Uno spettro si aggira per l’Europa. Il già nocivo governo italiano ha inserito tra le priorità del semestre europeo la responsabilità sociale delle imprese. Si tratta di materia complessa e dalle molte sfaccettature, che negli ultimi anni ha mobilitato già Onu (con l’insoddisfacente Global Compact) e Commissione europea, che ha prodotto sul tema un poco migliore Libro verde.
Il punto è che i nostri pataccari della politica - Maroni in testa - spacciano per azione culturale l’ennesimo tentativo di liberare i capitali dai controlli di governi e sindacati. Concedendo alle imprese - meglio se multinazionali - di scegliere come e su cosa darsi delle regole (che non si provi a parlare di vincoli).
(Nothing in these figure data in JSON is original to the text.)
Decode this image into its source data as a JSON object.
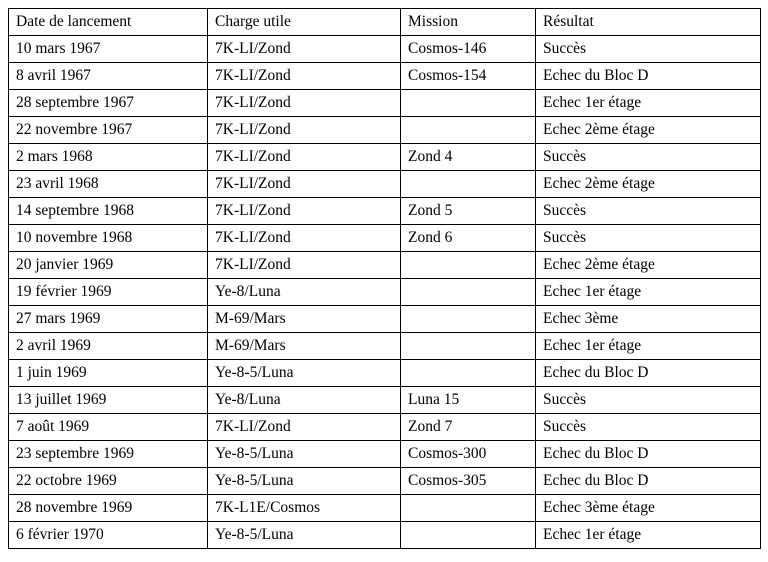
{
  "table": {
    "headers": [
      "Date de lancement",
      "Charge utile",
      "Mission",
      "Résultat"
    ],
    "rows": [
      [
        "10 mars 1967",
        "7K-LI/Zond",
        "Cosmos-146",
        "Succès"
      ],
      [
        "8 avril 1967",
        "7K-LI/Zond",
        "Cosmos-154",
        "Echec du Bloc D"
      ],
      [
        "28 septembre 1967",
        "7K-LI/Zond",
        "",
        "Echec 1er étage"
      ],
      [
        "22 novembre 1967",
        "7K-LI/Zond",
        "",
        "Echec 2ème étage"
      ],
      [
        "2 mars 1968",
        "7K-LI/Zond",
        "Zond 4",
        "Succès"
      ],
      [
        "23 avril 1968",
        "7K-LI/Zond",
        "",
        "Echec 2ème étage"
      ],
      [
        "14 septembre 1968",
        "7K-LI/Zond",
        "Zond 5",
        "Succès"
      ],
      [
        "10 novembre 1968",
        "7K-LI/Zond",
        "Zond 6",
        "Succès"
      ],
      [
        "20 janvier 1969",
        "7K-LI/Zond",
        "",
        "Echec 2ème étage"
      ],
      [
        "19 février 1969",
        "Ye-8/Luna",
        "",
        "Echec 1er étage"
      ],
      [
        "27 mars 1969",
        "M-69/Mars",
        "",
        "Echec 3ème"
      ],
      [
        "2 avril 1969",
        "M-69/Mars",
        "",
        "Echec 1er étage"
      ],
      [
        "1 juin 1969",
        "Ye-8-5/Luna",
        "",
        "Echec du Bloc D"
      ],
      [
        "13 juillet 1969",
        "Ye-8/Luna",
        "Luna 15",
        "Succès"
      ],
      [
        "7 août 1969",
        "7K-LI/Zond",
        "Zond 7",
        "Succès"
      ],
      [
        "23 septembre 1969",
        "Ye-8-5/Luna",
        "Cosmos-300",
        "Echec du Bloc D"
      ],
      [
        "22 octobre 1969",
        "Ye-8-5/Luna",
        "Cosmos-305",
        "Echec du Bloc D"
      ],
      [
        "28 novembre 1969",
        "7K-L1E/Cosmos",
        "",
        "Echec 3ème étage"
      ],
      [
        "6 février 1970",
        "Ye-8-5/Luna",
        "",
        "Echec 1er étage"
      ]
    ]
  }
}
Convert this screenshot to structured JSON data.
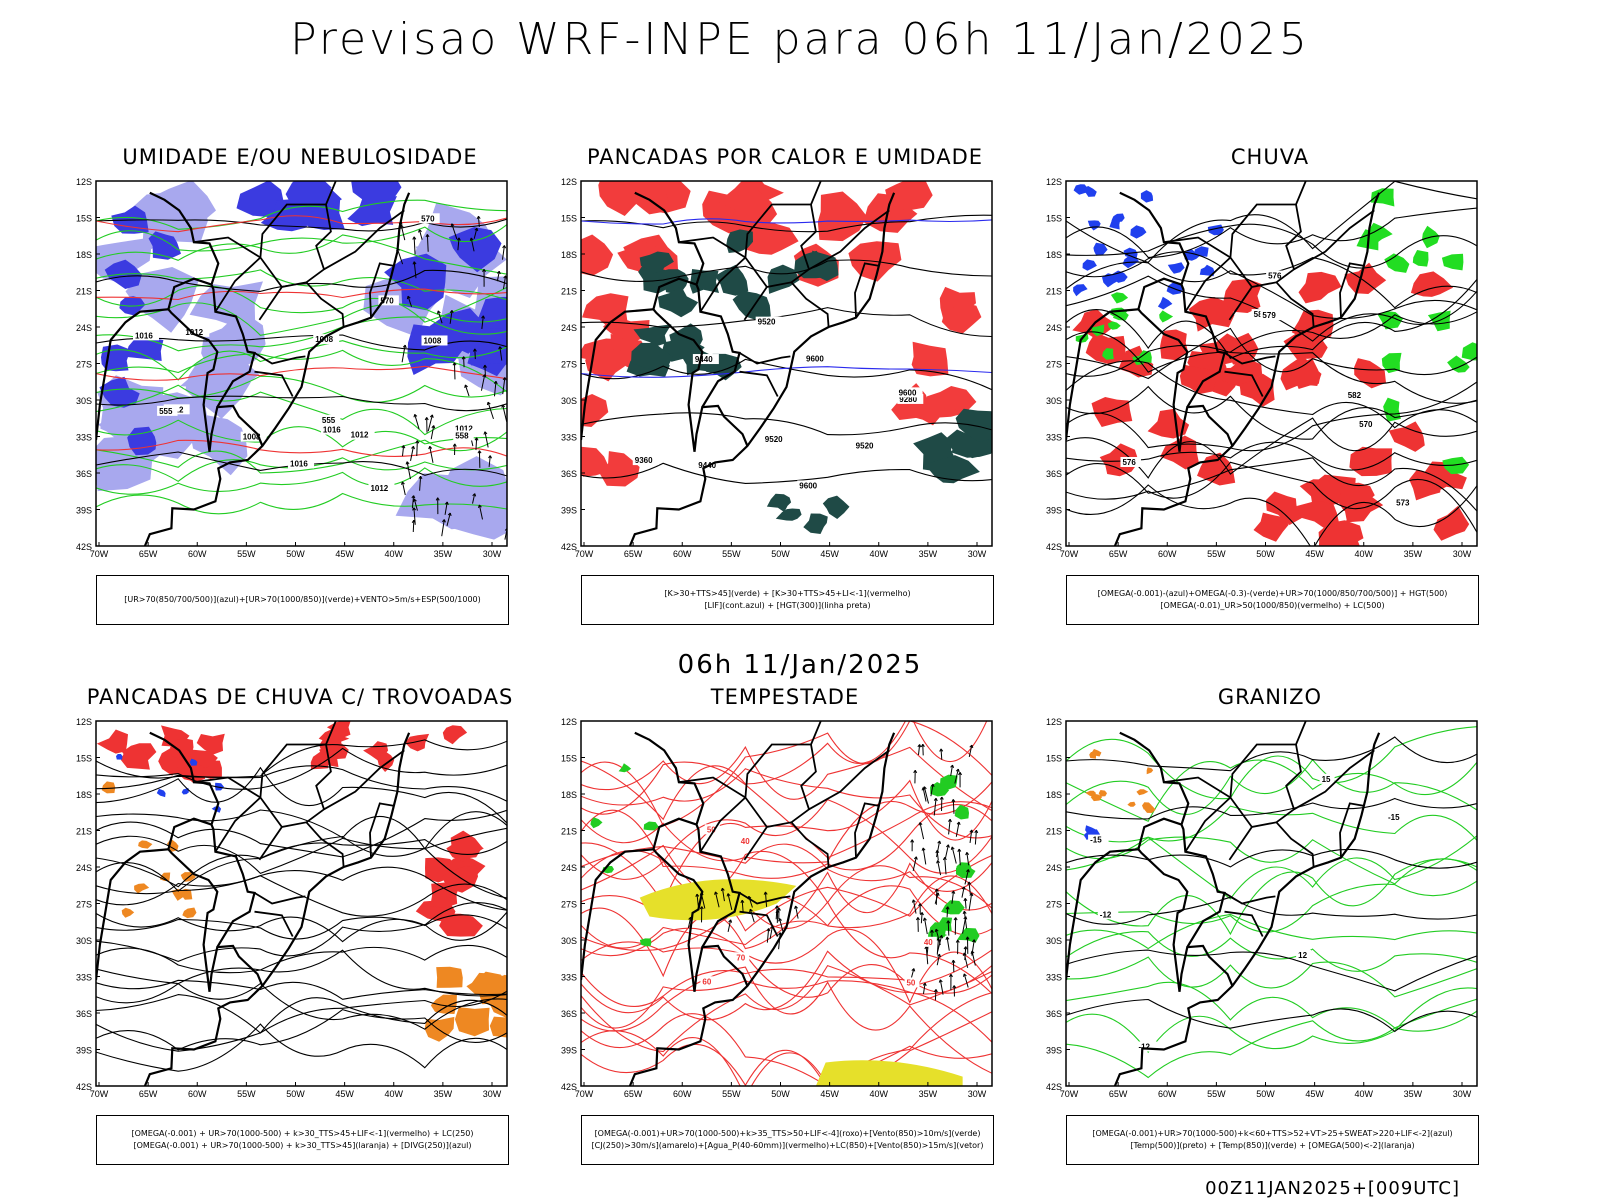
{
  "title": "Previsao WRF-INPE  para 06h 11/Jan/2025",
  "mid_date": "06h 11/Jan/2025",
  "footer": "00Z11JAN2025+[009UTC]",
  "axes": {
    "lat": [
      "12S",
      "15S",
      "18S",
      "21S",
      "24S",
      "27S",
      "30S",
      "33S",
      "36S",
      "39S",
      "42S"
    ],
    "lon": [
      "70W",
      "65W",
      "60W",
      "55W",
      "50W",
      "45W",
      "40W",
      "35W",
      "30W"
    ]
  },
  "panels": [
    {
      "title": "UMIDADE E/OU NEBULOSIDADE",
      "legend": [
        "[UR>70(850/700/500)](azul)+[UR>70(1000/850)](verde)+VENTO>5m/s+ESP(500/1000)"
      ],
      "labels": [
        "1012",
        "1008",
        "1016",
        "1012",
        "1008",
        "1012",
        "1012",
        "1008",
        "1016",
        "1012",
        "1016",
        "570",
        "570",
        "555",
        "555",
        "558"
      ],
      "colors": {
        "humid_mid": "#3b3be0",
        "humid_light": "#a8a8ee",
        "humid_low": "#22cc22",
        "thickness": "#ee3333"
      }
    },
    {
      "title": "PANCADAS POR CALOR E UMIDADE",
      "legend": [
        "[K>30+TTS>45](verde) + [K>30+TTS>45+LI<-1](vermelho)",
        "[LIF](cont.azul) + [HGT(300)](linha preta)"
      ],
      "labels": [
        "9600",
        "9600",
        "9520",
        "9520",
        "9440",
        "9440",
        "9360",
        "9280",
        "9520",
        "9600"
      ],
      "colors": {
        "unstable": "#1f4a46",
        "very_unstable": "#f23c3c",
        "lif": "#2a2aee"
      }
    },
    {
      "title": "CHUVA",
      "legend": [
        "[OMEGA(-0.001)-(azul)+OMEGA(-0.3)-(verde)+UR>70(1000/850/700/500)] + HGT(500)",
        "[OMEGA(-0.01)_UR>50(1000/850)(vermelho) + LC(500)"
      ],
      "labels": [
        "582",
        "582",
        "576",
        "573",
        "570",
        "576",
        "579"
      ],
      "colors": {
        "weak": "#2040ee",
        "strong": "#22dd22",
        "rain": "#ee3333"
      }
    },
    {
      "title": "PANCADAS DE CHUVA C/ TROVOADAS",
      "legend": [
        "[OMEGA(-0.001) + UR>70(1000-500) + k>30_TTS>45+LIF<-1](vermelho) + LC(250)",
        "[OMEGA(-0.001) + UR>70(1000-500) + k>30_TTS>45](laranja) + [DIVG(250)](azul)"
      ],
      "labels": [],
      "colors": {
        "storm": "#ee3333",
        "showers": "#ee8822",
        "divergence": "#2040ee"
      }
    },
    {
      "title": "TEMPESTADE",
      "legend": [
        "[OMEGA(-0.001)+UR>70(1000-500)+k>35_TTS>50+LIF<-4](roxo)+[Vento(850)>10m/s](verde)",
        "[CJ(250)>30m/s](amarelo)+[Agua_P(40-60mm)](vermelho)+LC(850)+[Vento(850)>15m/s](vetor)"
      ],
      "labels": [
        "70",
        "60",
        "50",
        "40",
        "50",
        "40"
      ],
      "colors": {
        "jet": "#e6e02a",
        "pw": "#ee3333",
        "wind": "#22cc22"
      }
    },
    {
      "title": "GRANIZO",
      "legend": [
        "[OMEGA(-0.001)+UR>70(1000-500)+k<60+TTS>52+VT>25+SWEAT>220+LIF<-2](azul)",
        "[Temp(500)](preto) + [Temp(850)](verde) + [OMEGA(500)<-2](laranja)"
      ],
      "labels": [
        "-12",
        "-12",
        "-15",
        "-15",
        "15",
        "12"
      ],
      "colors": {
        "t850": "#22cc22",
        "omega": "#ee8822",
        "hail": "#2040ee"
      }
    }
  ]
}
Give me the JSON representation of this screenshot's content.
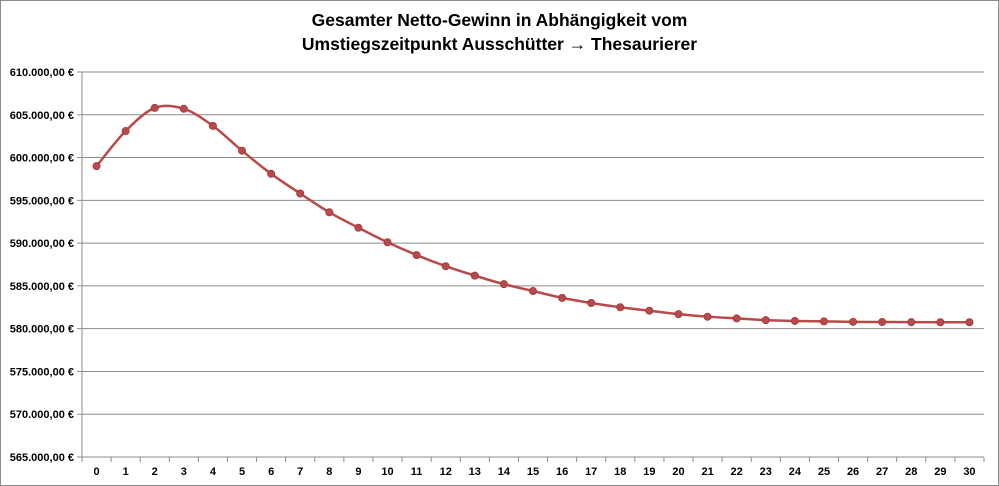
{
  "chart_data": {
    "type": "line",
    "title": "Gesamter Netto-Gewinn in Abhängigkeit vom",
    "subtitle": "Umstiegszeitpunkt Ausschütter → Thesaurierer",
    "xlabel": "",
    "ylabel": "",
    "ylim": [
      565000,
      610000
    ],
    "grid": true,
    "legend": "none",
    "color": "#b94a4a",
    "yticks": [
      "565.000,00 €",
      "570.000,00 €",
      "575.000,00 €",
      "580.000,00 €",
      "585.000,00 €",
      "590.000,00 €",
      "595.000,00 €",
      "600.000,00 €",
      "605.000,00 €",
      "610.000,00 €"
    ],
    "x": [
      "0",
      "1",
      "2",
      "3",
      "4",
      "5",
      "6",
      "7",
      "8",
      "9",
      "10",
      "11",
      "12",
      "13",
      "14",
      "15",
      "16",
      "17",
      "18",
      "19",
      "20",
      "21",
      "22",
      "23",
      "24",
      "25",
      "26",
      "27",
      "28",
      "29",
      "30"
    ],
    "series": [
      {
        "values": [
          599000,
          603100,
          605800,
          605700,
          603700,
          600800,
          598100,
          595800,
          593600,
          591800,
          590100,
          588600,
          587300,
          586200,
          585200,
          584400,
          583600,
          583000,
          582500,
          582100,
          581700,
          581400,
          581200,
          581000,
          580900,
          580850,
          580800,
          580780,
          580760,
          580750,
          580750
        ]
      }
    ]
  }
}
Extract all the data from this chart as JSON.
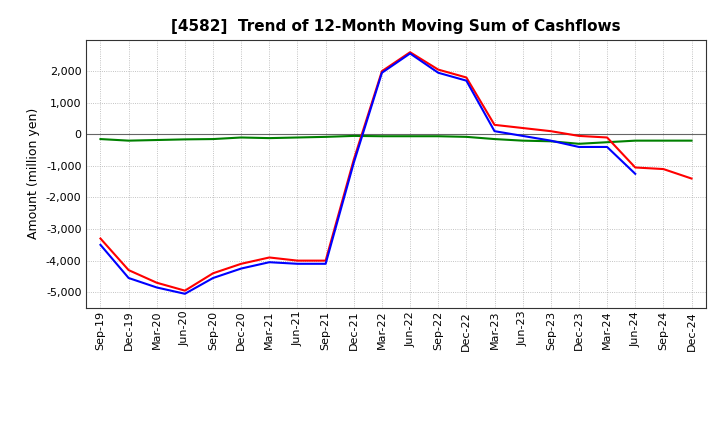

Al modesto prezzo di un po’ di beneficenza.
Proliferano così i convegni su etica ed economia, finanza etica, impresa sociale ecc. promossi da gatti e volpi varie del business: dalla finanza assetata di rifarsi un’immagine (con Banca Intesa, tra le prime banche armate italiane, in prima linea), a Confindustria e Assolombarda, dal Sole24Ore al suo surrogato nonprofit Vita.
Ancora una volta, dunque, la sfida per il terzo settore sano è quella di distinguersi per messaggio culturale e pratiche concrete. Di questo si è parlato all’incontro della campagna Meno beneficenza più diritti, tenutosi il 9 luglio a Roma. E anche di questo si parlerà a Bagnoli nella tre giorni L’impresa di un’economia diversa (5-7 settembre, www.sbilanciamoci.org).